At sentencing, Johnson told Judge Walton that posing with the podium was a "very stupid idea." His current summary of events is considerably leaner: "I walked into a building, I took a picture with a piece of furniture, and I left."
He had completed his full sentence by the time President Donald Trump pardoned all January 6 defendants on his first day back in office. The pardon cleared his record but did not retire his brand. Johnson's X account, operating under the name "The Lectern Guy," has accumulated 120,000 followers, an audience he is now pointing toward a Manatee County race.

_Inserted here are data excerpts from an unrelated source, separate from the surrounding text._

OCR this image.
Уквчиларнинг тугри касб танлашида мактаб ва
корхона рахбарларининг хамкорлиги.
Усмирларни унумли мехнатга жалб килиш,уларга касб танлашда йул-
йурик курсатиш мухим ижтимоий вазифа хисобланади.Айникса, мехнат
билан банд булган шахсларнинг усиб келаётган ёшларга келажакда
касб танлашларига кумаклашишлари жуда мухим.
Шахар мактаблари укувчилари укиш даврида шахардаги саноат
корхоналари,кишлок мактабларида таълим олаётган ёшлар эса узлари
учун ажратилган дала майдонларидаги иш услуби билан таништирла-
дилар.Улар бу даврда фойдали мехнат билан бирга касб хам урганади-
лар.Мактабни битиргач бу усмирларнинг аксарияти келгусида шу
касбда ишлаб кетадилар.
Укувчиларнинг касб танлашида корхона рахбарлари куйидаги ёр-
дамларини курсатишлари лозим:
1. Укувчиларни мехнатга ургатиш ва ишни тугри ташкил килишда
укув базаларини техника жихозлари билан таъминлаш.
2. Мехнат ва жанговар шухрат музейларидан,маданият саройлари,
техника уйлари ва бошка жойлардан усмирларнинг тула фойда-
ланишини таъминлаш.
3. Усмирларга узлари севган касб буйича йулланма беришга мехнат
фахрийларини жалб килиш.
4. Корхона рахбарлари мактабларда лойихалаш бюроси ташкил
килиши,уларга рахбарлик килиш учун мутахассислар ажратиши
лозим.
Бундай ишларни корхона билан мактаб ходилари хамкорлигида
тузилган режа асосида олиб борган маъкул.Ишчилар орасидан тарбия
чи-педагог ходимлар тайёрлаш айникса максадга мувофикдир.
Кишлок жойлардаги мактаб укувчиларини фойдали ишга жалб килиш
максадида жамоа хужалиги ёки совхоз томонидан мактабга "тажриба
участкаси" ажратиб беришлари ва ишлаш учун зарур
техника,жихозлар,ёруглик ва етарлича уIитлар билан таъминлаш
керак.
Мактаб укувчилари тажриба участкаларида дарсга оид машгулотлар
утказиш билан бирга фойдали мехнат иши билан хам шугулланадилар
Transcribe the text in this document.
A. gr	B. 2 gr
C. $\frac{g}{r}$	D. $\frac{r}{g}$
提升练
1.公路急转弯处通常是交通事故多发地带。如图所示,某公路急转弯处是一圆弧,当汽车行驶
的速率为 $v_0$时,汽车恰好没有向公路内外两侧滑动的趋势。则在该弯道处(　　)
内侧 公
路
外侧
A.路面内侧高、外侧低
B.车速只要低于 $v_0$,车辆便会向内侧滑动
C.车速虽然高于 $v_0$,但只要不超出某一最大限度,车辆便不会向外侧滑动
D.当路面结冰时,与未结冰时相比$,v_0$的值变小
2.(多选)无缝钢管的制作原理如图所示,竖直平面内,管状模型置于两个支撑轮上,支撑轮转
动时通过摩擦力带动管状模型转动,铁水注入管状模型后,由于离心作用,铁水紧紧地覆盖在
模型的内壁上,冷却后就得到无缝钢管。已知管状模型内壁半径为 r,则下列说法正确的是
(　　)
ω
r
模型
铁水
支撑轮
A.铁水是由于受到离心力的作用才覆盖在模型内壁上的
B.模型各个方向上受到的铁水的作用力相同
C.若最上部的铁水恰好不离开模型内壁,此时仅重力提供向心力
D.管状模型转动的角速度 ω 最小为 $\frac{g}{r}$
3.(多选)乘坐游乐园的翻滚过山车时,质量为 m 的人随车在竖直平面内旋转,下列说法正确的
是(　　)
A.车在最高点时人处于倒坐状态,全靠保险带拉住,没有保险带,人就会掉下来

Johnson told one outlet that his psychology degree makes him the ideal person to "deal with crazy people" and cited his church work as evidence of political readiness. He appeared at a press conference alongside Gov. Ron DeSantis in July 2025, a move suggesting a calculated effort to embed himself in Florida's Republican establishment before his campaign officially launched.
He is not alone in testing whether January 6 notoriety can convert to electoral viability. At least three other defendants ran for Congress in 2024 as Republicans and lost. Jake Lang, charged with assaulting an officer and civil disorder before receiving a Trump pardon, has since announced a bid for the U.S. Senate seat vacated by Marco Rubio.
Johnson's race is narrower in scope but pointed in its symbolism. The man who staged a mock speech from a stolen lectern is now asking Manatee County voters to give him a platform that is entirely real.